AUGUSTA, Maine — Maine students will no longer be required to wear masks outdoors or skip school events after a COVID-19 exposure if their schools are participating in the state’s pooled testing program, according to updated state rules.
The new rules — which were only lightly promoted on Monday — come as Maine rolls out the testing option in the final month of the school year. The state is set to loosen many restrictions on businesses in the coming weeks due to increasing vaccination rates among adults, but schools remain an issue with no vaccines approved for children under age 12.
The latest move from the Maine Department of Education loosens several key restrictions for schools that participate in Maine’s pooled testing program. The changes provide insight into how the state may plan to keep COVID-19 under control while returning to full time in-person learning if young children are still not eligible for vaccines next fall.
Many of the updates are contingent upon at least 30 percent of students and staff participating in pooled testing. Schools have to opt into the program and parents must give permission for their children to participate.
The testing plan, which was announced in late April and will also be used for the 2021-22 school year, aims to test more people with fewer resources each week, allowing schools to get ahead of potential COVID-19 outbreaks. The process relies on testing samples from a group of people — such as students sharing a classroom — at once and delivers results within 48 hours. If the pooled sample tests positive, everyone in the group is tested individually using rapid tests.
At schools participating in the program, students will no longer be required to be seated at least 3 feet apart indoors, although the distance is still recommended when possible, the state said.
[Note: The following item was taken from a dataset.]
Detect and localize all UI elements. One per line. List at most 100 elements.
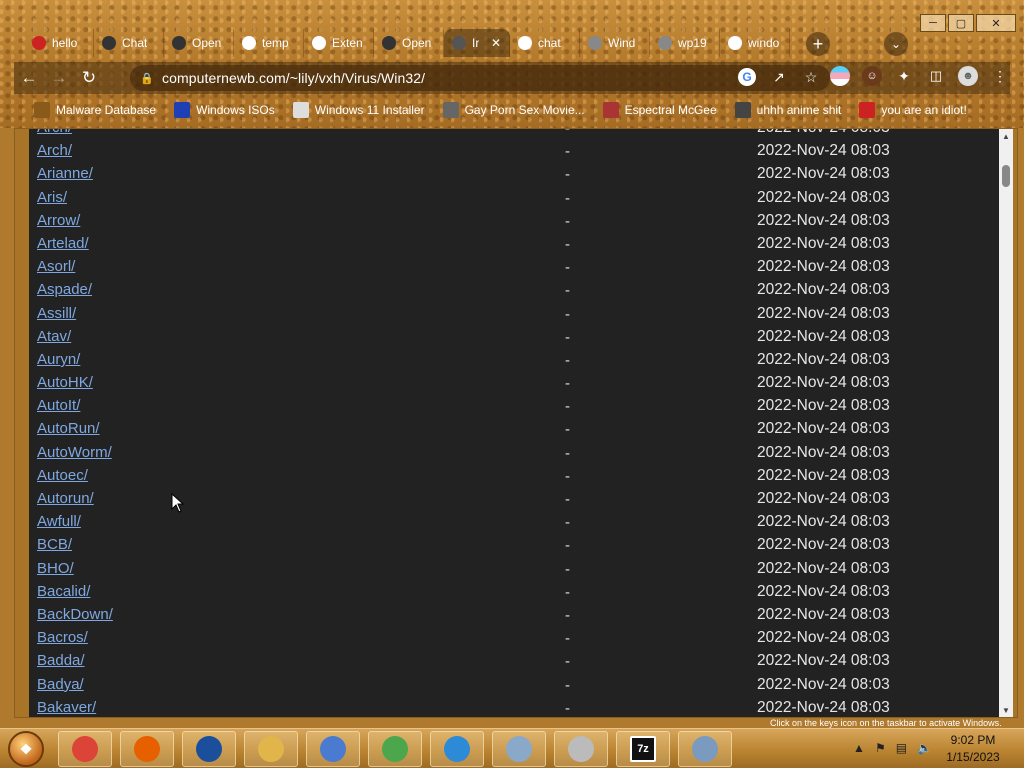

The updated guidelines also eliminate distancing requirements for adults, reflecting that teachers and school staff have been eligible to receive vaccines since early March.
Additionally, unvaccinated students tested on a weekly basis will not be required to quarantine from school-related events even if they are a close contact of a person who tests positive for COVID-19, according to the guidelines. Students will instead be able to come to school and get tested at the next regular opportunity if they are not exhibiting COVID-19 symptoms.
Twenty schools and districts are signed up for the program so far, according to the Maine Department of Education, with more set to attend webinars about the program in the coming week.
The updated guidance also says that fully vaccinated people are likewise no longer required to quarantine if exposed to the virus. Kids are no longer required to wear masks outside, even if they are closer than 6 feet apart, a decision following Maine’s decision to remove its outdoor mask mandate based on evidence that outdoor transmission is rare. Students will also be permitted to be closer together when playing musical instruments, with a 6-foot distance requirement instead of 14 feet.
The guidelines leave several key requirements in place. Masks will still be required indoors regardless of vaccination status, and students will still be required to maintain a 6-foot distance when unmasked and eating and drinking.